Sickening video of attack

Sickening. Incredibly sickening.

WikiLeaks has set up a site with video which appears to show the attack in 2007 in Iraq by USA military helicopters which killed several people including two employees of the Reuters news agency. From the reports I have seen the USA military is not disputing the authenticity of the video. In addition to the many dead adults two children were seriously injured. As is too often happens in cases such as this there was obfuscation and coverup by the government.

There is a lot of discussion on the blogs about if and to what extend some of the individuals may have been armed when the attack began. But consider what happened later. There is one individual still alive but wounded. A van pulls up and two individuals jump out to load this person into the van. They are clearly not a threat to the USA forces. They are loading the wounded individual into the van when the helicopter attacks the van. The van contained two children. The price of stopping to aid a wounded person in this case was the two persons giving aid as well as the wounded person were all killed. The two children were seriously wounded.

Many people have already commented on the videos; some blogs have been more widely read that others; a couple of blogs with interesting things to say:
Jacob Hornberger at FFF
Glenn Greenwald at Salon

I suggest everyone consider this episode seriously from as many different points of view as they can find that are well researched and reasoned. The Iraq fiasco started with lies and deception from Bush, Cheney and their cronies. It continued with torture and abuse in Abu Ghraib. Now we have this. And the common thread has been deception and obfuscation. Certainly not everything has been as bad as Abu Ghraib or the attack on the van. But there is also likely similar events that have not yet been reported. And it is quite possible that they never will be reported since deception and obfuscation appear to be the current method of operation.

1 comment:

Perry E. Metzger said...

Let me note the most important thing here.

Horrible atrocities happen in a war, even an arguably justified one. (I don't argue this war is justified, bear me out for a moment.)

However, we rely on a well functioning system of justice to assure that these instances are minimized by punishing people for committing war crimes.

In the current instance, the Pentagon has been complicit in a wholesale coverup of the incident. In particular, they produced an investigation of the incident after Reuters made a stink that turned out, in the light of the leaked video, to be not merely positive spin but a whole cloth fabrication, claiming among other things that the US forces were actively attacked by "insurgents" (a lie), that the reporters "failed to identify themselves" to coalition forces (how they were supposed to do this in the fraction of a second between the moment that the helicopter began firing and the moment they were shot by automatic cannon we're not told), that the military had no idea how the children in the van were injured (a lie), that all the people shot other than the reporters and children were insurgents (upon minimal investigation by Icelandic reporters, a demonstrated lie), etc.

The government also claims that weapons were found with the bodies.
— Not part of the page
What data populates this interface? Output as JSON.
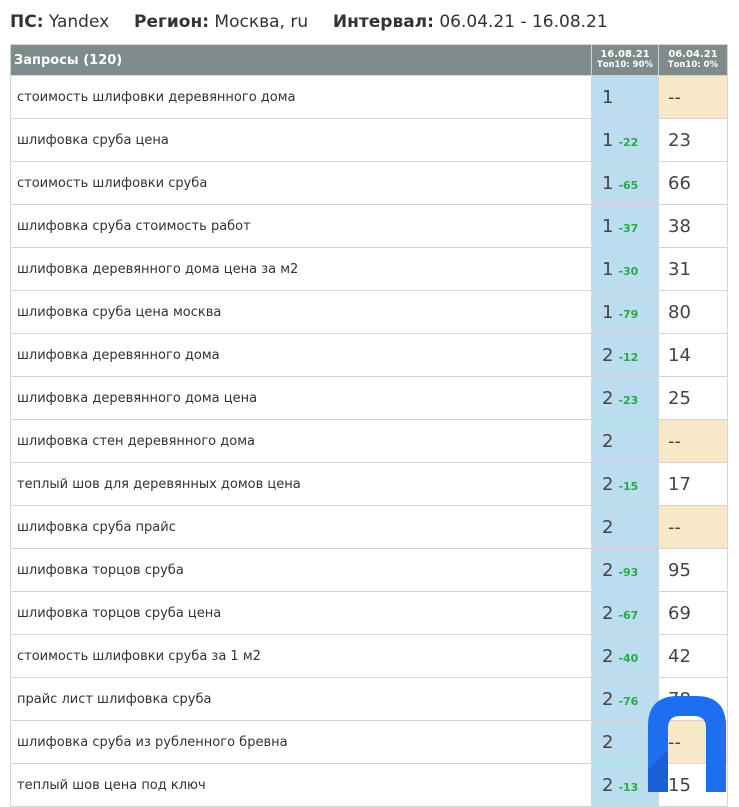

There is no way to know for sure whether that is true, but I see no more reason to believe it than anything else that was claimed.

The fact that the military investigation was such a full-scale fabrication, and not merely an attempt at favorable spin leads one to worry both that many other crimes have been covered up and that many more will happen in the future because of the development of a culture of impunity within the military.

It is important that people spreading the word on this incident emphasize that regardless of how one interprets the incident in the tape, the coverup was both the cold blooded work of months and an invitation to more such incidents. It is clearly a crime in itself and worthy of the most vigorous possible prosecution.